Superior Court Judge Michael Silverstein will decide later how much, if anything, the companies must pay.
The state argued that lead paint created a sweeping public nuisance that has poisoned tens of thousands of children since the early 1990s and contaminated hundreds of thousands of homes.
The sale of lead paint was banned in the United States in 1978 after studies showed it can cause serious health problems in children. But in Rhode Island, which has an old housing stock, lead paint still exists in many homes.
In 1999, Rhode Island became the first state to sue the lead paint industry.
The first trial ended in 2002 with a hung jury. The jury in the latest trial began deliberating Feb. 13 following more than three months of trial.
Jurors Wednesday found one of the four companies named in the suit, Atlantic Richfield Co., was not responsible. But it they found the three others were: Sherwin-Williams Co., NL Industries Inc. and Millennium Holdings.
Shares of Sherwin Williams fell $6.57, or 12 percent, to $46 in midday trading on the New York Stock Exchange. Shares of NL Industries fell 71 cents, or 4.9 percent, to $13.65.
The companies rested without calling any of their own witnesses, and their lawyers said during closing arguments that the state had failed to prove its case.
The state brought in doctors, who described how low levels of lead can be dangerous to a child and how lead-poisoned children can suffer behavioral disorders, gastrointestinal pain, brain damage and even death.

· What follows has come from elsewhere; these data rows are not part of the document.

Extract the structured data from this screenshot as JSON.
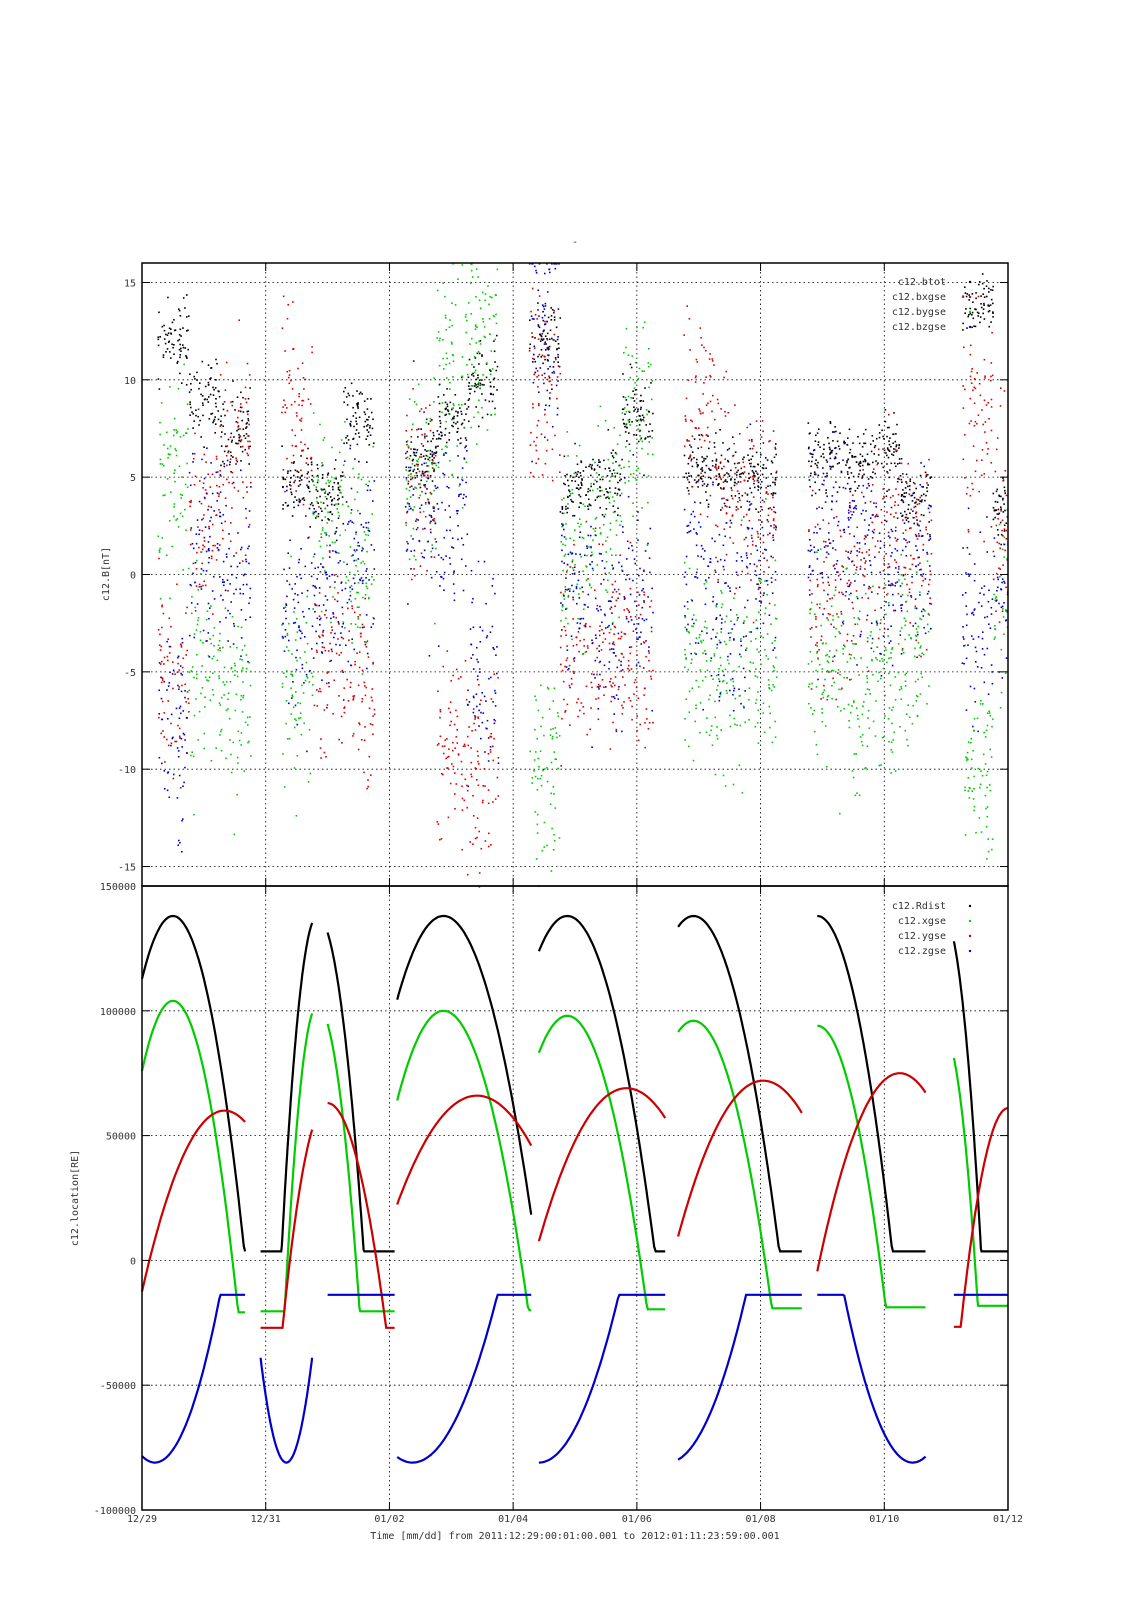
{
  "chart_data": [
    {
      "type": "scatter",
      "title": "-",
      "ylabel": "c12.B[nT]",
      "ylim": [
        -16,
        16
      ],
      "yticks": [
        -15,
        -10,
        -5,
        0,
        5,
        10,
        15
      ],
      "xlim": [
        "2011-12-29",
        "2012-01-12"
      ],
      "grid": true,
      "legend_position": "top-right",
      "legend": [
        "c12.btot",
        "c12.bxgse",
        "c12.bygse",
        "c12.bzgse"
      ],
      "series": [
        {
          "name": "c12.btot",
          "color": "#000000",
          "x": [
            "2011-12-29T12:00",
            "2011-12-30T00:00",
            "2011-12-30T12:00",
            "2011-12-31T12:00",
            "2012-01-01T00:00",
            "2012-01-01T12:00",
            "2012-01-02T12:00",
            "2012-01-03T00:00",
            "2012-01-03T12:00",
            "2012-01-04T12:00",
            "2012-01-05T00:00",
            "2012-01-05T12:00",
            "2012-01-06T00:00",
            "2012-01-07T00:00",
            "2012-01-07T12:00",
            "2012-01-08T00:00",
            "2012-01-09T00:00",
            "2012-01-09T12:00",
            "2012-01-10T00:00",
            "2012-01-10T12:00",
            "2012-01-11T12:00",
            "2012-01-12T00:00"
          ],
          "y": [
            12,
            9,
            7.5,
            4.5,
            4,
            8,
            6,
            8,
            10,
            12,
            4.5,
            5,
            8,
            5.5,
            5,
            5,
            6,
            6,
            6.5,
            4,
            14,
            3
          ]
        },
        {
          "name": "c12.bxgse",
          "color": "#dd0000",
          "x": [
            "2011-12-29T12:00",
            "2011-12-30T00:00",
            "2011-12-30T12:00",
            "2011-12-31T12:00",
            "2012-01-01T00:00",
            "2012-01-01T12:00",
            "2012-01-02T12:00",
            "2012-01-03T00:00",
            "2012-01-03T12:00",
            "2012-01-04T12:00",
            "2012-01-05T00:00",
            "2012-01-05T12:00",
            "2012-01-06T00:00",
            "2012-01-07T00:00",
            "2012-01-07T12:00",
            "2012-01-08T00:00",
            "2012-01-09T00:00",
            "2012-01-09T12:00",
            "2012-01-10T00:00",
            "2012-01-10T12:00",
            "2012-01-11T12:00",
            "2012-01-12T00:00"
          ],
          "y": [
            -5,
            3,
            6,
            8,
            -3.5,
            -6,
            5,
            -9,
            -10,
            10,
            -3.5,
            -4,
            -4.5,
            9,
            4,
            3,
            -1,
            0,
            2,
            1,
            8,
            2.5
          ]
        },
        {
          "name": "c12.bygse",
          "color": "#00cc00",
          "x": [
            "2011-12-29T12:00",
            "2011-12-30T00:00",
            "2011-12-30T12:00",
            "2011-12-31T12:00",
            "2012-01-01T00:00",
            "2012-01-01T12:00",
            "2012-01-02T12:00",
            "2012-01-03T00:00",
            "2012-01-03T12:00",
            "2012-01-04T12:00",
            "2012-01-05T00:00",
            "2012-01-05T12:00",
            "2012-01-06T00:00",
            "2012-01-07T00:00",
            "2012-01-07T12:00",
            "2012-01-08T00:00",
            "2012-01-09T00:00",
            "2012-01-09T12:00",
            "2012-01-10T00:00",
            "2012-01-10T12:00",
            "2012-01-11T12:00",
            "2012-01-12T00:00"
          ],
          "y": [
            5,
            -5,
            -6.5,
            -5,
            3,
            1,
            5,
            10,
            12,
            -10,
            1,
            3,
            8,
            -4,
            -5,
            -4,
            -5,
            -5.5,
            -5,
            -4,
            -10,
            -1
          ]
        },
        {
          "name": "c12.bzgse",
          "color": "#0000cc",
          "x": [
            "2011-12-29T12:00",
            "2011-12-30T00:00",
            "2011-12-30T12:00",
            "2011-12-31T12:00",
            "2012-01-01T00:00",
            "2012-01-01T12:00",
            "2012-01-02T12:00",
            "2012-01-03T00:00",
            "2012-01-03T12:00",
            "2012-01-04T12:00",
            "2012-01-05T00:00",
            "2012-01-05T12:00",
            "2012-01-06T00:00",
            "2012-01-07T00:00",
            "2012-01-07T12:00",
            "2012-01-08T00:00",
            "2012-01-09T00:00",
            "2012-01-09T12:00",
            "2012-01-10T00:00",
            "2012-01-10T12:00",
            "2012-01-11T12:00",
            "2012-01-12T00:00"
          ],
          "y": [
            -8,
            2,
            1,
            -2,
            -2,
            1,
            4,
            3,
            -5,
            13,
            0,
            -3.5,
            -1,
            0,
            -2,
            1,
            2,
            2.5,
            0,
            1,
            -3,
            0
          ]
        }
      ]
    },
    {
      "type": "scatter",
      "ylabel": "c12.location[RE]",
      "ylim": [
        -100000,
        150000
      ],
      "yticks": [
        -100000,
        -50000,
        0,
        50000,
        100000,
        150000
      ],
      "xlim": [
        "2011-12-29",
        "2012-01-12"
      ],
      "xticks": [
        "12/29",
        "12/31",
        "01/02",
        "01/04",
        "01/06",
        "01/08",
        "01/10",
        "01/12"
      ],
      "xlabel": "Time [mm/dd]  from 2011:12:29:00:01:00.001  to  2012:01:11:23:59:00.001",
      "grid": true,
      "legend_position": "top-right",
      "legend": [
        "c12.Rdist",
        "c12.xgse",
        "c12.ygse",
        "c12.zgse"
      ],
      "orbit_segments": [
        {
          "start": "2011-12-29T00:00",
          "end": "2011-12-30T16:00"
        },
        {
          "start": "2011-12-30T22:00",
          "end": "2011-12-31T18:00"
        },
        {
          "start": "2012-01-01T00:00",
          "end": "2012-01-02T02:00"
        },
        {
          "start": "2012-01-02T03:00",
          "end": "2012-01-04T07:00"
        },
        {
          "start": "2012-01-04T10:00",
          "end": "2012-01-06T11:00"
        },
        {
          "start": "2012-01-06T16:00",
          "end": "2012-01-08T16:00"
        },
        {
          "start": "2012-01-08T22:00",
          "end": "2012-01-10T16:00"
        },
        {
          "start": "2012-01-11T03:00",
          "end": "2012-01-12T00:00"
        }
      ],
      "series": [
        {
          "name": "c12.Rdist",
          "color": "#000000",
          "x": [
            "2011-12-29T12:00",
            "2011-12-31T20:00",
            "2012-01-02T21:00",
            "2012-01-04T21:00",
            "2012-01-06T22:00",
            "2012-01-08T22:00",
            "2012-01-10T23:00"
          ],
          "y": [
            138000,
            138000,
            138000,
            138000,
            138000,
            138000,
            138000
          ]
        },
        {
          "name": "c12.xgse",
          "color": "#00cc00",
          "x": [
            "2011-12-29T12:00",
            "2011-12-31T20:00",
            "2012-01-02T21:00",
            "2012-01-04T21:00",
            "2012-01-06T22:00",
            "2012-01-08T22:00",
            "2012-01-10T23:00"
          ],
          "y": [
            104000,
            102000,
            100000,
            98000,
            96000,
            94000,
            91000
          ]
        },
        {
          "name": "c12.ygse",
          "color": "#cc0000",
          "x": [
            "2011-12-30T08:00",
            "2012-01-01T00:00",
            "2012-01-03T10:00",
            "2012-01-05T20:00",
            "2012-01-08T01:00",
            "2012-01-10T06:00",
            "2012-01-12T00:00"
          ],
          "y": [
            60000,
            63000,
            66000,
            69000,
            72000,
            75000,
            61000
          ]
        },
        {
          "name": "c12.zgse",
          "color": "#0000cc",
          "x": [
            "2011-12-29T05:00",
            "2011-12-31T08:00",
            "2012-01-02T09:00",
            "2012-01-04T10:00",
            "2012-01-06T12:00",
            "2012-01-08T12:00",
            "2012-01-10T11:00"
          ],
          "y": [
            -81000,
            -81000,
            -81000,
            -81000,
            -81000,
            -81000,
            -81000
          ]
        }
      ]
    }
  ]
}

It's attorneys argued that the companies or their corporate predecessors continued to manufacture lead pigment for use in paint even when they its potential dangers.

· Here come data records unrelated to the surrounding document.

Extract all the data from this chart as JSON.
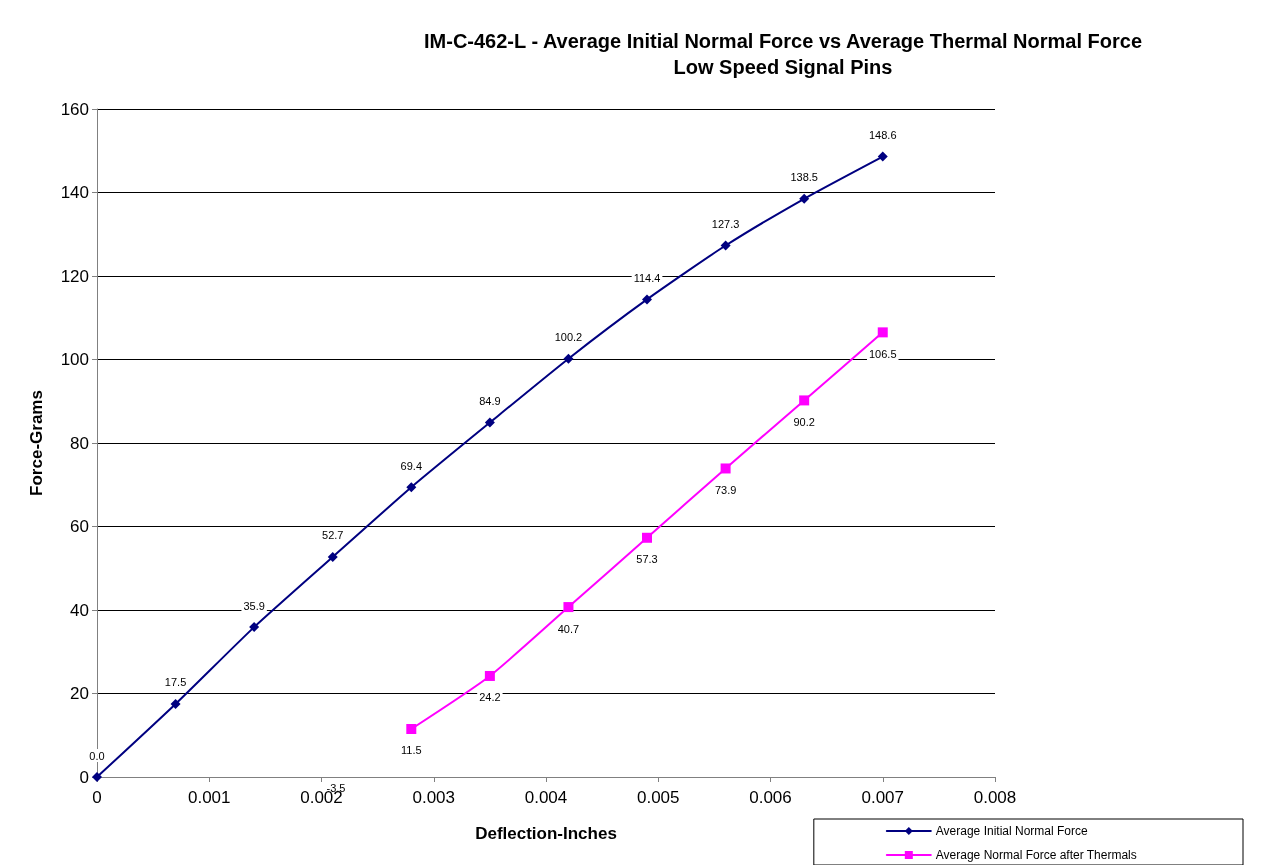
{
  "chart_data": {
    "type": "line",
    "title": "IM-C-462-L - Average Initial Normal Force vs Average Thermal Normal Force",
    "subtitle": "Low Speed Signal Pins",
    "xlabel": "Deflection-Inches",
    "ylabel": "Force-Grams",
    "xlim": [
      0,
      0.008
    ],
    "xticks": [
      0,
      0.001,
      0.002,
      0.003,
      0.004,
      0.005,
      0.006,
      0.007,
      0.008
    ],
    "ylim": [
      0,
      160
    ],
    "yticks": [
      0,
      20,
      40,
      60,
      80,
      100,
      120,
      140,
      160
    ],
    "grid": "y",
    "legend": "bottom right",
    "line_style": "solid",
    "series": [
      {
        "name": "Average Initial Normal Force",
        "color": "#000080",
        "marker": "diamond",
        "x": [
          0,
          0.0007,
          0.0014,
          0.0021,
          0.0028,
          0.0035,
          0.0042,
          0.0049,
          0.0056,
          0.0063,
          0.007
        ],
        "values": [
          0,
          17.5,
          35.9,
          52.7,
          69.4,
          84.9,
          100.2,
          114.4,
          127.3,
          138.5,
          148.6
        ],
        "value_labels": [
          "0.0",
          "17.5",
          "35.9",
          "52.7",
          "69.4",
          "84.9",
          "100.2",
          "114.4",
          "127.3",
          "138.5",
          "148.6"
        ]
      },
      {
        "name": "Average Normal Force after Thermals",
        "color": "#ff00ff",
        "marker": "square",
        "x": [
          0.0028,
          0.0035,
          0.0042,
          0.0049,
          0.0056,
          0.0063,
          0.007
        ],
        "values": [
          11.5,
          24.2,
          40.7,
          57.3,
          73.9,
          90.2,
          106.5
        ],
        "value_labels": [
          "11.5",
          "24.2",
          "40.7",
          "57.3",
          "73.9",
          "90.2",
          "106.5"
        ]
      }
    ],
    "annotations": [
      "-3.5"
    ]
  }
}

The companies said lead paint remained a problem in only a narrow subsection of poorly maintained properties. They also said paint is not the only source of lead exposure and argued that the state did not prove a clear link between the lead pigment they made and children who were poisoned by lead in Rhode Island.

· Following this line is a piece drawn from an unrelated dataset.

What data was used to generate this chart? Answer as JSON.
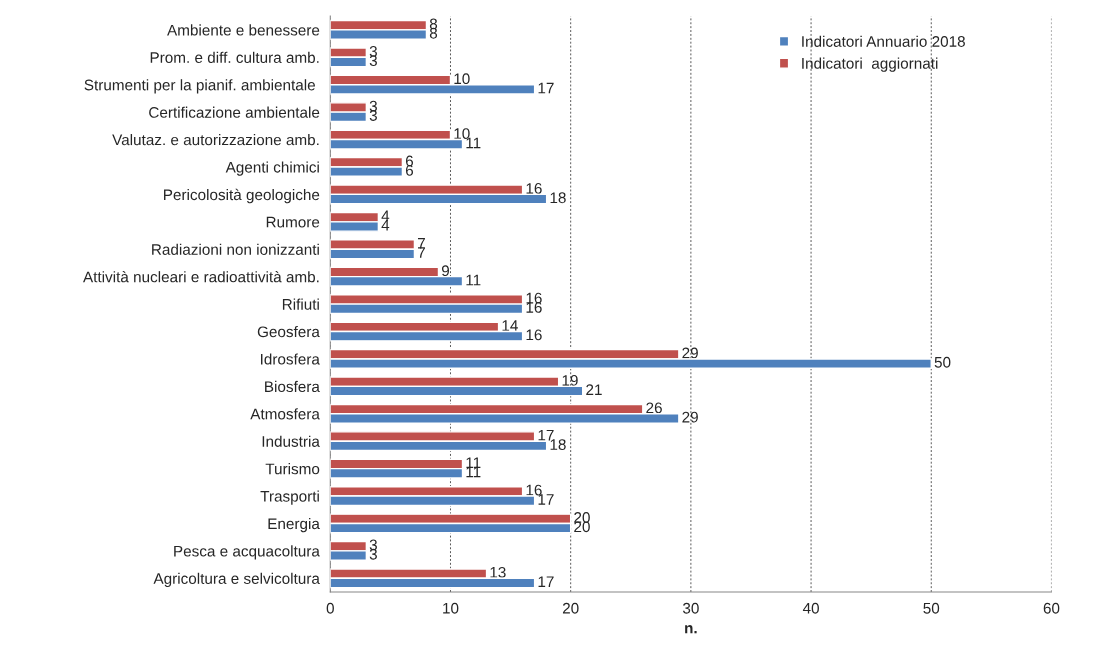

Jurors were asked to decide whether the presence of paint creates a public nuisance and, if so, whether the companies significantly contributed to the nuisance and should be required to help fix the problem.
The state wants the companies to pay for a program that would include home inspections, lead paint removal or abatement and public education. It did not estimate a cost.
Last June, the state agreed to drop DuPont Co. from the lawsuit after the company said it would pay several million dollars to the nonprofit group Children's Health Forum for lead paint remediation, public education, and compliance programs in Rhode Island.